Aim of Study:
Shanfield(1972) first described a simple implantation technique involving a U-stitch anchoring the spatulated end of the transplant ureter to the interior of the intact bladder through a small stab wound (Transplantation Proceedings 4:637,1972). Herein, we present an extrapolation of this principle to Mitrofanoff channels, ureteric re-implantations and in the setting of a laparoscopic approach for some.
A total of 15 patients (8months-14years,median-6, 9-girls, 6-boys) underwent a Shanfield anastomosis for ureteric(n=3) or Mitrofanoff(n=11) implantation into the bladder. A tunnelled anti-reflux mechanism was created by extramucosal detrusorotomy or submucosal dissection.
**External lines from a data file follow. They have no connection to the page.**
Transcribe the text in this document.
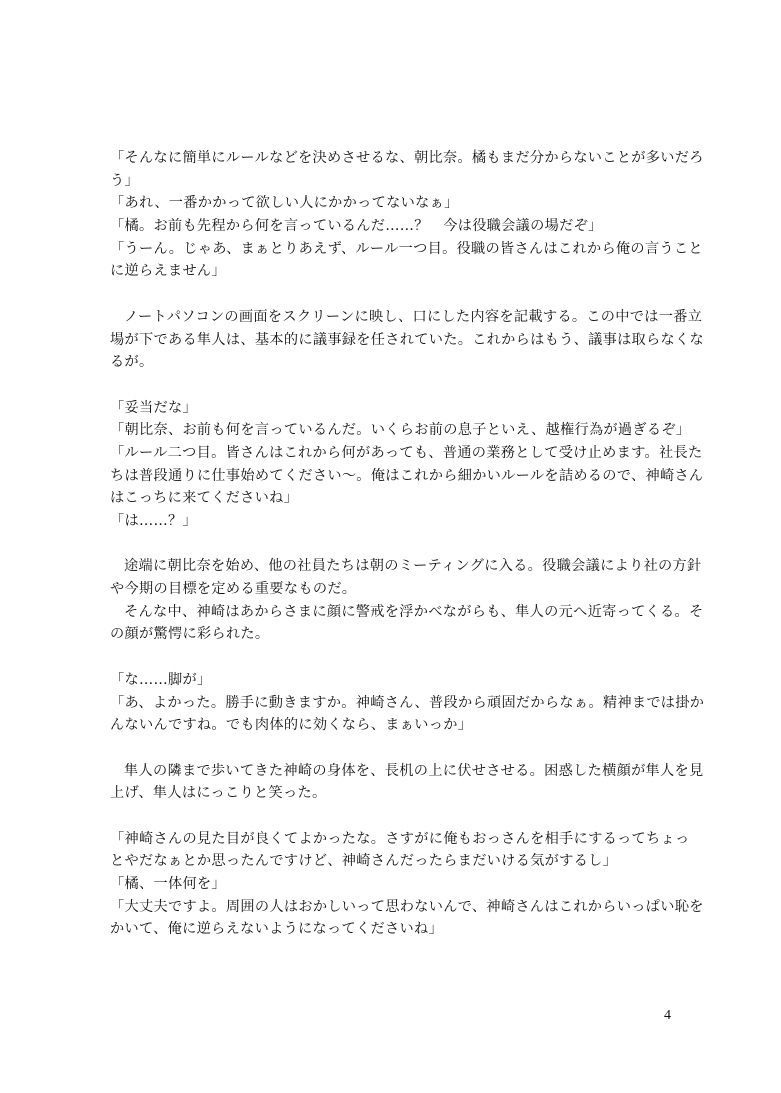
「そんなに簡単にルールなどを決めさせるな、朝比奈。橘もまだ分からないことが多いだろ
う」
「あれ、一番かかって欲しい人にかかってないなぁ」
「橘。お前も先程から何を言っているんだ……？　今は役職会議の場だぞ」
「うーん。じゃあ、まぁとりあえず、ルール一つ目。役職の皆さんはこれから俺の言うこと
に逆らえません」
ノートパソコンの画面をスクリーンに映し、口にした内容を記載する。この中では一番立
場が下である隼人は、基本的に議事録を任されていた。これからはもう、議事は取らなくな
るが。
「妥当だな」
「朝比奈、お前も何を言っているんだ。いくらお前の息子といえ、越権行為が過ぎるぞ」
「ルール二つ目。皆さんはこれから何があっても、普通の業務として受け止めます。社長た
ちは普段通りに仕事始めてください～。俺はこれから細かいルールを詰めるので、神崎さん
はこっちに来てくださいね」
「は……？」
途端に朝比奈を始め、他の社員たちは朝のミーティングに入る。役職会議により社の方針
や今期の目標を定める重要なものだ。
そんな中、神崎はあからさまに顔に警戒を浮かべながらも、隼人の元へ近寄ってくる。そ
の顔が驚愕に彩られた。
「な……脚が」
「あ、よかった。勝手に動きますか。神崎さん、普段から頑固だからなぁ。精神までは掛か
んないんですね。でも肉体的に効くなら、まぁいっか」
隼人の隣まで歩いてきた神崎の身体を、長机の上に伏せさせる。困惑した横顔が隼人を見
上げ、隼人はにっこりと笑った。
「神崎さんの見た目が良くてよかったな。さすがに俺もおっさんを相手にするってちょっ
とやだなぁとか思ったんですけど、神崎さんだったらまだいける気がするし」
「橘、一体何を」
「大丈夫ですよ。周囲の人はおかしいって思わないんで、神崎さんはこれからいっぱい恥を
かいて、俺に逆らえないようになってくださいね」
4
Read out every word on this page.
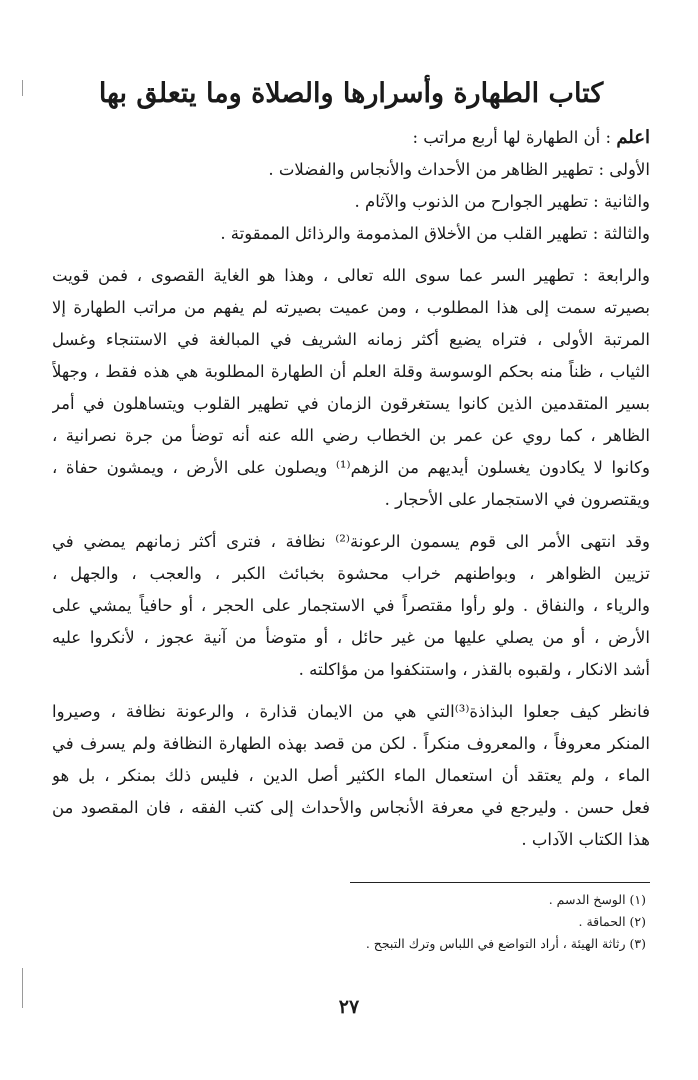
كتاب الطهارة وأسرارها والصلاة وما يتعلق بها
اعلم : أن الطهارة لها أربع مراتب :
الأولى : تطهير الظاهر من الأحداث والأنجاس والفضلات .
والثانية : تطهير الجوارح من الذنوب والآثام .
والثالثة : تطهير القلب من الأخلاق المذمومة والرذائل الممقوتة .
والرابعة : تطهير السر عما سوى الله تعالى ، وهذا هو الغاية القصوى ، فمن قويت
بصيرته سمت إلى هذا المطلوب ، ومن عميت بصيرته لم يفهم من مراتب الطهارة إلا
المرتبة الأولى ، فتراه يضيع أكثر زمانه الشريف في المبالغة في الاستنجاء وغسل
الثياب ، ظناً منه بحكم الوسوسة وقلة العلم أن الطهارة المطلوبة هي هذه فقط ، وجهلاً
بسير المتقدمين الذين كانوا يستغرقون الزمان في تطهير القلوب ويتساهلون في أمر
الظاهر ، كما روي عن عمر بن الخطاب رضي الله عنه أنه توضأ من جرة نصرانية ،
وكانوا لا يكادون يغسلون أيديهم من الزهم⁽¹⁾ ويصلون على الأرض ، ويمشون حفاة ،
ويقتصرون في الاستجمار على الأحجار .
وقد انتهى الأمر الى قوم يسمون الرعونة⁽²⁾ نظافة ، فترى أكثر زمانهم يمضي في
تزيين الظواهر ، وبواطنهم خراب محشوة بخبائث الكبر ، والعجب ، والجهل ،
والرياء ، والنفاق . ولو رأوا مقتصراً في الاستجمار على الحجر ، أو حافياً يمشي على
الأرض ، أو من يصلي عليها من غير حائل ، أو متوضأ من آنية عجوز ، لأنكروا عليه
أشد الانكار ، ولقبوه بالقذر ، واستنكفوا من مؤاكلته .
فانظر كيف جعلوا البذاذة⁽³⁾التي هي من الايمان قذارة ، والرعونة نظافة ، وصيروا
المنكر معروفاً ، والمعروف منكراً . لكن من قصد بهذه الطهارة النظافة ولم يسرف في
الماء ، ولم يعتقد أن استعمال الماء الكثير أصل الدين ، فليس ذلك بمنكر ، بل هو
فعل حسن . وليرجع في معرفة الأنجاس والأحداث إلى كتب الفقه ، فان المقصود من
هذا الكتاب الآداب .
(١) الوسخ الدسم .
(٢) الحماقة .
(٣) رثاثة الهيئة ، أراد التواضع في اللباس وترك التبجح .
٢٧
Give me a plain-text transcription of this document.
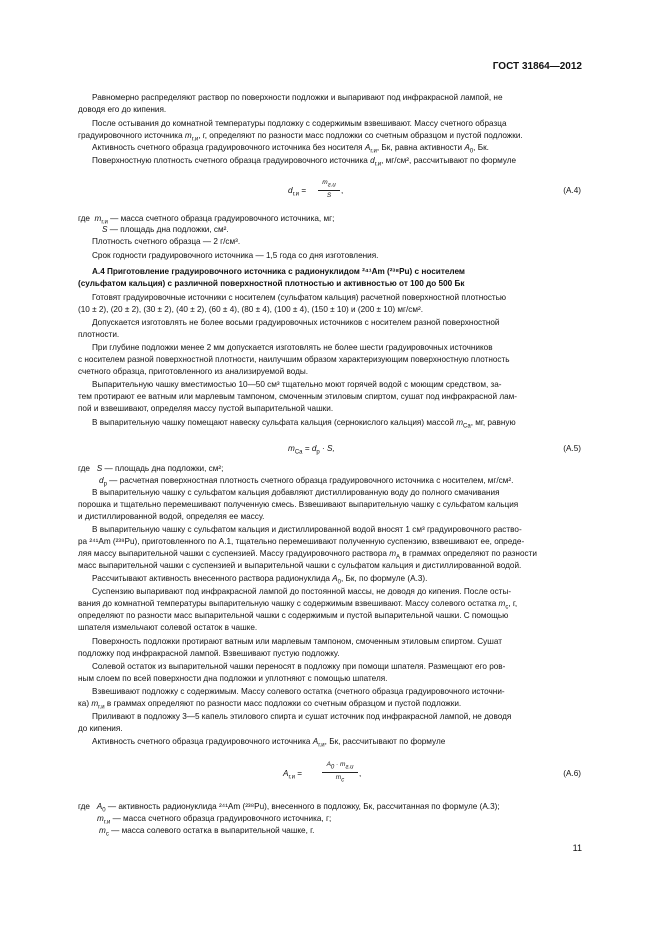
ГОСТ 31864—2012
Равномерно распределяют раствор по поверхности подложки и выпаривают под инфракрасной лампой, не
доводя его до кипения.
После остывания до комнатной температуры подложку с содержимым взвешивают. Массу счетного образца
градуировочного источника $m_{г.и}$, г, определяют по разности масс подложки со счетным образцом и пустой подложки.
Активность счетного образца градуировочного источника без носителя $A_{г.и}$, Бк, равна активности $A_0$, Бк.
Поверхностную плотность счетного образца градуировочного источника $d_{г.и}$, мг/см², рассчитывают по формуле
$d_{г.и}$ =
$m_{г.и}$
S
,	(А.4)
где $m_{г.и}$ — масса счетного образца градуировочного источника, мг;
S — площадь дна подложки, см².
Плотность счетного образца — 2 г/см³.
Срок годности градуировочного источника — 1,5 года со дня изготовления.
А.4 Приготовление градуировочного источника с радионуклидом ²⁴¹Am (²³⁸Pu) с носителем
(сульфатом кальция) с различной поверхностной плотностью и активностью от 100 до 500 Бк
Готовят градуировочные источники с носителем (сульфатом кальция) расчетной поверхностной плотностью
(10 ± 2), (20 ± 2), (30 ± 2), (40 ± 2), (60 ± 4), (80 ± 4), (100 ± 4), (150 ± 10) и (200 ± 10) мг/см².
Допускается изготовлять не более восьми градуировочных источников с носителем разной поверхностной
плотности.
При глубине подложки менее 2 мм допускается изготовлять не более шести градуировочных источников
с носителем разной поверхностной плотности, наилучшим образом характеризующим поверхностную плотность
счетного образца, приготовленного из анализируемой воды.
Выпарительную чашку вместимостью 10—50 см³ тщательно моют горячей водой с моющим средством, за-
тем протирают ее ватным или марлевым тампоном, смоченным этиловым спиртом, сушат под инфракрасной лам-
пой и взвешивают, определяя массу пустой выпарительной чашки.
В выпарительную чашку помещают навеску сульфата кальция (сернокислого кальция) массой $m_{Ca}$, мг, равную
$m_{Ca} = d_р \cdot S$,	(А.5)
где S — площадь дна подложки, см²;
$d_р$ — расчетная поверхностная плотность счетного образца градуировочного источника с носителем, мг/см².
В выпарительную чашку с сульфатом кальция добавляют дистиллированную воду до полного смачивания
порошка и тщательно перемешивают полученную смесь. Взвешивают выпарительную чашку с сульфатом кальция
и дистиллированной водой, определяя ее массу.
В выпарительную чашку с сульфатом кальция и дистиллированной водой вносят 1 см³ градуировочного раство-
ра ²⁴¹Am (²³⁸Pu), приготовленного по А.1, тщательно перемешивают полученную суспензию, взвешивают ее, опреде-
ляя массу выпарительной чашки с суспензией. Массу градуировочного раствора $m_А$ в граммах определяют по разности
масс выпарительной чашки с суспензией и выпарительной чашки с сульфатом кальция и дистиллированной водой.
Рассчитывают активность внесенного раствора радионуклида $A_0$, Бк, по формуле (А.3).
Суспензию выпаривают под инфракрасной лампой до постоянной массы, не доводя до кипения. После осты-
вания до комнатной температуры выпарительную чашку с содержимым взвешивают. Массу солевого остатка $m_с$, г,
определяют по разности масс выпарительной чашки с содержимым и пустой выпарительной чашки. С помощью
шпателя измельчают солевой остаток в чашке.
Поверхность подложки протирают ватным или марлевым тампоном, смоченным этиловым спиртом. Сушат
подложку под инфракрасной лампой. Взвешивают пустую подложку.
Солевой остаток из выпарительной чашки переносят в подложку при помощи шпателя. Размещают его ров-
ным слоем по всей поверхности дна подложки и уплотняют с помощью шпателя.
Взвешивают подложку с содержимым. Массу солевого остатка (счетного образца градуировочного источни-
ка) $m_{г.и}$ в граммах определяют по разности масс подложки со счетным образцом и пустой подложки.
Приливают в подложку 3—5 капель этилового спирта и сушат источник под инфракрасной лампой, не доводя
до кипения.
Активность счетного образца градуировочного источника $A_{г.и}$, Бк, рассчитывают по формуле
$A_{г.и}$ =
$A_0 \cdot m_{г.и}$
$m_с$
,	(А.6)
где $A_0$ — активность радионуклида ²⁴¹Am (²³⁸Pu), внесенного в подложку, Бк, рассчитанная по формуле (А.3);
$m_{г.и}$ — масса счетного образца градуировочного источника, г;
$m_с$ — масса солевого остатка в выпарительной чашке, г.
11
Diagnoses: VUR(n=2), VUJ obstruction(n=1, Laparoscopic), Neuropathic bladder(n=4), Exstrophy (n=2,Bladder=1 and Cloacal=1), Non-neuropathic bladder(n=3), Cloaca(n=2) and one with failed urethral reconstruction of Y-duplication. Two ureteric reimplantations and one appendix-mitrofanoff were undertaken entirely laparoscopically. In 9/15, the bladder was not opened, the remaining 6 was in the setting of an ileo-cystoplasy and one complex cloaca. Case notes were reviewed with special emphasis on complications related to the bladder end of the conduit.
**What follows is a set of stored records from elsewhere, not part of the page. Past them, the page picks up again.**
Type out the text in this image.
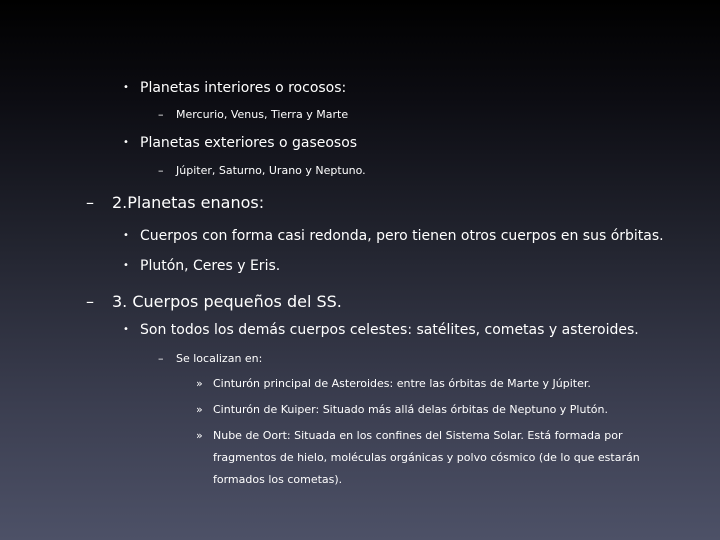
• Planetas interiores o rocosos:
– Mercurio, Venus, Tierra y Marte
• Planetas exteriores o gaseosos
– Júpiter, Saturno, Urano y Neptuno.
– 2.Planetas enanos:
• Cuerpos con forma casi redonda, pero tienen otros cuerpos en sus órbitas.
• Plutón, Ceres y Eris.
– 3. Cuerpos pequeños del SS.
• Son todos los demás cuerpos celestes: satélites, cometas y asteroides.
– Se localizan en:
» Cinturón principal de Asteroides: entre las órbitas de Marte y Júpiter.
» Cinturón de Kuiper: Situado más allá delas órbitas de Neptuno y Plutón.
» Nube de Oort: Situada en los confines del Sistema Solar. Está formada por fragmentos de hielo, moléculas orgánicas y polvo cósmico (de lo que estarán formados los cometas).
Fourteen patients were available for follow-up (3.3-34.3months, median-11months). There was no anastomotic leakage. In one, stenosis was successfully managed with simple dilatation. One with ileo-cystoplasty developed subsequent leakage through the channel, however had inconclusive urodynamics.
Our preliminary data suggest that the Shanfield anastomosis offers a robust and simple implantation technique without the need to formally open the bladder. Catheterisation of the conduit is easy and reliable as there is no mucosa to mucosal anastomosis/junction to negotiate. This technique also simplifies the laparoscopic approach.